Rhabdopholis albostriata

Scientific classification
- Kingdom: Animalia
- Phylum: Arthropoda
- Clade: Pancrustacea
- Class: Insecta
- Order: Coleoptera
- Suborder: Polyphaga
- Infraorder: Scarabaeiformia
- Family: Scarabaeidae
- Genus: Rhabdopholis
- Species: R. albostriata
- Binomial name: Rhabdopholis albostriata Burmeister, 1855
- Synonyms: Haplobrachium sulcipenne Boheman, 1857;

= Rhabdopholis albostriata =

- Genus: Rhabdopholis
- Species: albostriata
- Authority: Burmeister, 1855
- Synonyms: Haplobrachium sulcipenne Boheman, 1857

Species of beetle

Rhabdopholis albostriata is a species of beetle of the family Scarabaeidae.

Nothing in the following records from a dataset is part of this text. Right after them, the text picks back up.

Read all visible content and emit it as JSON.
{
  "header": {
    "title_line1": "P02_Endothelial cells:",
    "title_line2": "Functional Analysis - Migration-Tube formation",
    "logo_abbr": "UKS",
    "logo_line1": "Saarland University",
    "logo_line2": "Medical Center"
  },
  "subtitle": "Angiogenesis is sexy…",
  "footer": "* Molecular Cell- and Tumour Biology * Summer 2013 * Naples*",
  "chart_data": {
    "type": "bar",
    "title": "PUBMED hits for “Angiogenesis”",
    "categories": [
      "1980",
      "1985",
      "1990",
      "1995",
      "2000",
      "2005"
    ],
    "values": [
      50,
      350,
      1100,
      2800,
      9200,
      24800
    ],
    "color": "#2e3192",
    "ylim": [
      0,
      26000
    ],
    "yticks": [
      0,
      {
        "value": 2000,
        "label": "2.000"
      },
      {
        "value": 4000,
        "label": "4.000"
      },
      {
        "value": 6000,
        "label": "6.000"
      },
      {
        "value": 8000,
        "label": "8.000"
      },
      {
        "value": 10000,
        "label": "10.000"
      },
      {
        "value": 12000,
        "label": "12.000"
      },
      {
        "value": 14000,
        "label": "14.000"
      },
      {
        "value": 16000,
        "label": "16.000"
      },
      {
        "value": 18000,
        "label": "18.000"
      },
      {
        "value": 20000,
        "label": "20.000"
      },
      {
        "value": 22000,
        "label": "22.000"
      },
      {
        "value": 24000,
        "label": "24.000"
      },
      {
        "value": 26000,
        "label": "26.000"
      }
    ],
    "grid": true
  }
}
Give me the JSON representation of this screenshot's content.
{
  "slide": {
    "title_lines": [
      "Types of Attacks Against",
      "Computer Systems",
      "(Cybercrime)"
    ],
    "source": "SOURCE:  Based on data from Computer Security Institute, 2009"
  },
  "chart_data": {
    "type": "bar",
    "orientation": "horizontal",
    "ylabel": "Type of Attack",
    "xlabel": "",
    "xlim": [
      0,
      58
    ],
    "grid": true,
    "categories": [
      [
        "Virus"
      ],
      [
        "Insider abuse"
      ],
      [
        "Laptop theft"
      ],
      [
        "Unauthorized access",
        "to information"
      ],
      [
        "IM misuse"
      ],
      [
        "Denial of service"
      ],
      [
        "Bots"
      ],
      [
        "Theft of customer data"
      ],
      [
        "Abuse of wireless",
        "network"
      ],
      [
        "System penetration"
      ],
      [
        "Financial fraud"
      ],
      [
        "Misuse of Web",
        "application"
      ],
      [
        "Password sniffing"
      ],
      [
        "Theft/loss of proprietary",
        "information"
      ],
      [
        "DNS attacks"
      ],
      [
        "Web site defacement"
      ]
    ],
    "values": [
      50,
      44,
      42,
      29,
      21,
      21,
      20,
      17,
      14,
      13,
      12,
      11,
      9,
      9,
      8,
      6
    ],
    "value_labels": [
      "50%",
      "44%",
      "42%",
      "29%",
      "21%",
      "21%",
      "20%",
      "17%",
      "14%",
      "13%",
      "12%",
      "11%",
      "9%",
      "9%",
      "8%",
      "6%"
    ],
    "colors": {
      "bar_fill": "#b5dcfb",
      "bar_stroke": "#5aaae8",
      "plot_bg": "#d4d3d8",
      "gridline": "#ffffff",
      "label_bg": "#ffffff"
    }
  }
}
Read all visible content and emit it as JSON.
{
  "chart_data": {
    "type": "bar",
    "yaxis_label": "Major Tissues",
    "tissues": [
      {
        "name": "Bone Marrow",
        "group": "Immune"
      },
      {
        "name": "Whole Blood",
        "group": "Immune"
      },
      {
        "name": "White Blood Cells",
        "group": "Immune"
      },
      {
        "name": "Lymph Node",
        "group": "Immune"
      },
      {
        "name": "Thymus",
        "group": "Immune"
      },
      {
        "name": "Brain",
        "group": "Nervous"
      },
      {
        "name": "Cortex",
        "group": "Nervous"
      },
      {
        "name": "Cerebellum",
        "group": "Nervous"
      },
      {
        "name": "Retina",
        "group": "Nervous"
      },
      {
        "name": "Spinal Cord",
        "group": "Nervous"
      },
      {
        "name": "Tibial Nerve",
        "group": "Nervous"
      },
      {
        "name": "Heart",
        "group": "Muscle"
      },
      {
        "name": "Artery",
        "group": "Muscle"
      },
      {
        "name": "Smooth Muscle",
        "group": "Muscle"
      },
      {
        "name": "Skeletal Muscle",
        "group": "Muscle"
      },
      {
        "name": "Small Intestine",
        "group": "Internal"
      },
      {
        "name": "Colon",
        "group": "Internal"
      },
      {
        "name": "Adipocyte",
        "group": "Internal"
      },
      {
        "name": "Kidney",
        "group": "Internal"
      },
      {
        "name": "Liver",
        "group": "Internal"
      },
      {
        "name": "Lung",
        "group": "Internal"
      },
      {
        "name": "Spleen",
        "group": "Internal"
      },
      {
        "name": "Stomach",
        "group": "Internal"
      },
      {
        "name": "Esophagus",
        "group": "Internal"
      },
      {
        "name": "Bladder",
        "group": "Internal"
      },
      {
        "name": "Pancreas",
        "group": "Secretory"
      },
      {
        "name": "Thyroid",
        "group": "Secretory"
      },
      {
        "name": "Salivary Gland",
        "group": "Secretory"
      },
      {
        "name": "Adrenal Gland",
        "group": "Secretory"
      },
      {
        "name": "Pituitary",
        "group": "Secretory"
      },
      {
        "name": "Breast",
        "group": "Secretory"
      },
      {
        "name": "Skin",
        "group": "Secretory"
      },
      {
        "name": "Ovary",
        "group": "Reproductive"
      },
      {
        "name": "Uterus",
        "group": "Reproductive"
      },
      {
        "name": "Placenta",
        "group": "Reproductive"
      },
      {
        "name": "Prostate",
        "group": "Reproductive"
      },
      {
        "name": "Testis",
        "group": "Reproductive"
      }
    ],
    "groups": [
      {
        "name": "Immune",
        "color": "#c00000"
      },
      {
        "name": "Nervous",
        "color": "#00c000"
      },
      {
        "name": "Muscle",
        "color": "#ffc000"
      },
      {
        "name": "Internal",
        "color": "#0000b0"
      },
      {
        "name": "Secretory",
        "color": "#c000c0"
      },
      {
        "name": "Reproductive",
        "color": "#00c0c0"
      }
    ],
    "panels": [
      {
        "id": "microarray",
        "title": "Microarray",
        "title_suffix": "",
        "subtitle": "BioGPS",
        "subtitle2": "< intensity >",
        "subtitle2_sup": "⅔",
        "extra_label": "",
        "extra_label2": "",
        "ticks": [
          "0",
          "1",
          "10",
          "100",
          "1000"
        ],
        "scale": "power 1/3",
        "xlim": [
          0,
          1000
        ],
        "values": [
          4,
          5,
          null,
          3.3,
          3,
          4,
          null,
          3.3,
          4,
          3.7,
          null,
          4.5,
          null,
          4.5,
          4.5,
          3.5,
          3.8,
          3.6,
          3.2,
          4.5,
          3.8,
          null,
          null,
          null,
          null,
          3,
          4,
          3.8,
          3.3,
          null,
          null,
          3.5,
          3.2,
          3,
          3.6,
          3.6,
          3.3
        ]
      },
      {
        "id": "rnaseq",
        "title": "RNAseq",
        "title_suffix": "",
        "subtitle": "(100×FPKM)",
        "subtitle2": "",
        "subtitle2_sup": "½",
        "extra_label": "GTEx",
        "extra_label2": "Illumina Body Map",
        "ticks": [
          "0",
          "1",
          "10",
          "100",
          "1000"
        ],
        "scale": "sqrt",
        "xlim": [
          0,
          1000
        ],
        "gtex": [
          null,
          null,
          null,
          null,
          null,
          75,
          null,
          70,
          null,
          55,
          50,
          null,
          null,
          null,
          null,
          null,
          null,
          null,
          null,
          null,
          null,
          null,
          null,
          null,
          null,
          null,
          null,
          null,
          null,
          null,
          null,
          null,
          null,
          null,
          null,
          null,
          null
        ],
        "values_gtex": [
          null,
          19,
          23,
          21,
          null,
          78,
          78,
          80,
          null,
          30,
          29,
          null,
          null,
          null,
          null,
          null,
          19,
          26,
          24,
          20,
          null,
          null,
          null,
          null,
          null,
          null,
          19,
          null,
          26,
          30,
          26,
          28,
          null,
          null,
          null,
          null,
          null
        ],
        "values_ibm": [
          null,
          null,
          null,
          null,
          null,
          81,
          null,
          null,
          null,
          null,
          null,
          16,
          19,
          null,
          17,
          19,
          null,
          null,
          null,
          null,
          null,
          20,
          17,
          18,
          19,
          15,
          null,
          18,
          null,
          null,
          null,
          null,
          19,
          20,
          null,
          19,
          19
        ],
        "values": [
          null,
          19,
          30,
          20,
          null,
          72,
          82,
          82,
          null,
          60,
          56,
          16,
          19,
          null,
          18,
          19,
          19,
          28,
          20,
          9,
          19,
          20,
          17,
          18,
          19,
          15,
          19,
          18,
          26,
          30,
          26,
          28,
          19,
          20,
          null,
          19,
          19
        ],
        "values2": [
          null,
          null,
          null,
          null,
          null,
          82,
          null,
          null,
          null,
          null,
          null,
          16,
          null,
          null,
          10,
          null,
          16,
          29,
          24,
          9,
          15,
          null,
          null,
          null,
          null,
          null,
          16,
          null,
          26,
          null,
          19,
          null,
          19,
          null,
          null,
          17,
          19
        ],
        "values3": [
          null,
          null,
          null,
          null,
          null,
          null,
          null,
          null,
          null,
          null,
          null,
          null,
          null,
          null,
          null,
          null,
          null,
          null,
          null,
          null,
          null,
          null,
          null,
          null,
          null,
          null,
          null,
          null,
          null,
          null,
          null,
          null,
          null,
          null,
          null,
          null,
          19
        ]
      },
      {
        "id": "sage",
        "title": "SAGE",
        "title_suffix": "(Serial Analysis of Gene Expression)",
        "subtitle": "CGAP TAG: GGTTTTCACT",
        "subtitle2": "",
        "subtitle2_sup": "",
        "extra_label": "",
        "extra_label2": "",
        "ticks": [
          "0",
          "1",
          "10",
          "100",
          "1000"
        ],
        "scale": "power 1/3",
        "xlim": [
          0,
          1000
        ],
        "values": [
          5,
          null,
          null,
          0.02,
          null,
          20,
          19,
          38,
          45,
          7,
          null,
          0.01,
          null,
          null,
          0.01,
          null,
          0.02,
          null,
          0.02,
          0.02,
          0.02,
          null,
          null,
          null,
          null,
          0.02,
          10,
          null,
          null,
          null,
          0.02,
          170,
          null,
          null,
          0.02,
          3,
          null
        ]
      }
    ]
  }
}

It is found in South Africa (KwaZulu-Natal).

== Description ==
Adults reach a length of about 19-21 mm for males and 20-21 mm for females. Males are dark brown to black, with white to off-white scales covering the head, thorax, elytra, abdominal sternites and legs. The pro-, meso- and metasternum are covered by dense fine setae. Females have a higher density of white scales, making them appear more white.